Je l’ai créée durant les trente dernières années. Ma première œuvre, je l’ai acquise à la Documenta de Cassel en 1968 : c’était un Fontana. À l’époque, je n’avais pas l’idée d’une collection. J’achetais juste une peinture. Mon père aimait l’art. Il possédait des expressionnistes allemands et de petits impressionnistes français. J’ai été élevé parmi ces œuvres. Puis, je me suis intéressé à l’expressionnisme abstrait américain - de Kooning, Rothko, Pollock, Still - sans jamais être vraiment touché par le pop art. Par la suite, j’ai eu la chance de faire la connaissance de Richter, Polke ou Baselitz et j’ai acheté certaines de leurs œuvres. Lorsque mon père est décédé, en 1986, sa collection a été partagée entre mes deux frères et moi-même. J’ai ainsi eu un ensemble de Macke, Kirchner ou Beckmann que j’ai complété avant que les Beckmann ne deviennent presque inaccessibles ! Enfin, j’ai acheté des Picasso de l’époque de Mougins, entre 1961 et 1973, car j’ai une maison dans cette ville.



C’est la première fois qu’une telle symbiose entre musée d’État et musée privé est réalisée en Allemagne.

Pourquoi avoir décidé de créer un musée ?
F. B.
Un jour, j’ai constaté que j’avais plus de cinq cents œuvres d’après-guerre et je me suis demandé ce que je voulais en faire. J’ai eu cette chance de pouvoir faire une annexe à la Kunsthalle de Baden Baden, une institution plus que centenaire. C’est la première fois qu’une telle symbiose entre musée d’État et musée privé est réalisée en Allemagne. Pour moi, c’était primordial. Je n’aurais pas voulu d’un petit musée isolé. Si la Fondation Maeght de Saint-Paul-de-Vence est, pour moi, un idéal, c’est aussi un acte de bravoure. Vous savez, avec 1 100 m2, nous n’aurions pas eu beaucoup de chance de réussir. En créant un centre d’art, nous évitons d’être statiques et nous nous donnons la possibilité d’être «vivants» en organisant de grandes expositions. Un musée, ça ne sert à rien si on n’a pas de visiteurs.

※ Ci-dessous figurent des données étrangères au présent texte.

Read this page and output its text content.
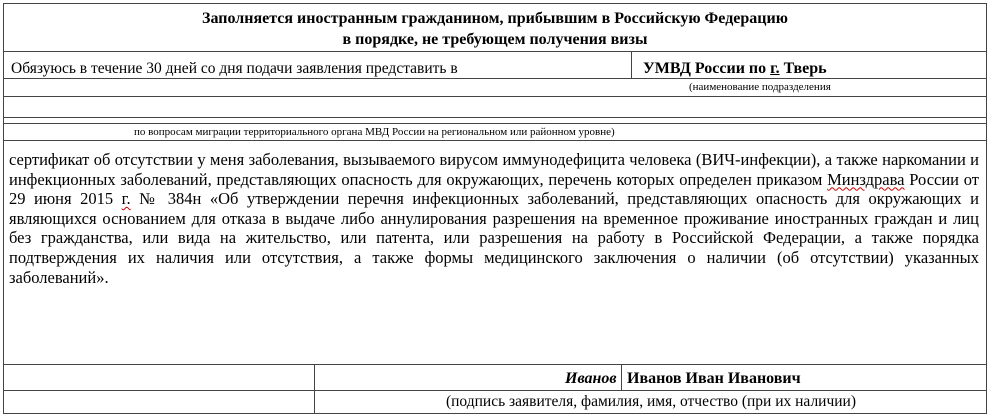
Заполняется иностранным гражданином, прибывшим в Российскую Федерацию
в порядке, не требующем получения визы
Обязуюсь в течение 30 дней со дня подачи заявления представить в	УМВД России по г. Тверь
(наименование подразделения
по вопросам миграции территориального органа МВД России на региональном или районном уровне)

сертификат об отсутствии у меня заболевания, вызываемого вирусом иммунодефицита человека (ВИЧ-инфекции), а также наркомании и инфекционных заболеваний, представляющих опасность для окружающих, перечень которых определен приказом Минздрава России от 29 июня 2015 г. № 384н «Об утверждении перечня инфекционных заболеваний, представляющих опасность для окружающих и являющихся основанием для отказа в выдаче либо аннулирования разрешения на временное проживание иностранных граждан и лиц без гражданства, или вида на жительство, или патента, или разрешения на работу в Российской Федерации, а также порядка подтверждения их наличия или отсутствия, а также формы медицинского заключения о наличии (об отсутствии) указанных заболеваний».

Иванов Иванов Иван Иванович
(подпись заявителя, фамилия, имя, отчество (при их наличии)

Vous êtes-vous personnellement impliqué dans la conception du musée ?
F. B.
Je l’ai voulu ici car je suis né près de Baden Baden et que j’y vis à nouveau depuis trente ans. Il est construit dans un endroit très sensible : un parc. Trois ans et demi ont été nécessaires pour avoir la permission de le construire. 10% des habitants de la ville étaient opposés au projet. On craignait que des arbres ne soient abîmés. Vous savez, en Allemagne, nous avons un mouvement vert très fort. Heureusement, nous sommes tombés d’accord sur cette réalisation, importante pour la ville. Pour le choix de l’architecte, j’ai parlé à tous les grands contemporains, notamment suisses et allemands. J’ai finalement préféré Richard Meier que je connaissais de longue date. Cette architecture, je la voulais faite pour la collection. Malheureusement, on ne pense pas aux œuvres en construisant les bâtiments. C’est encore le cas à la nouvelle Pinacothèque de Munich. Richard Meier était la seule personne capable de faire ce que je voulais et d’adapter son architecture à ma collection.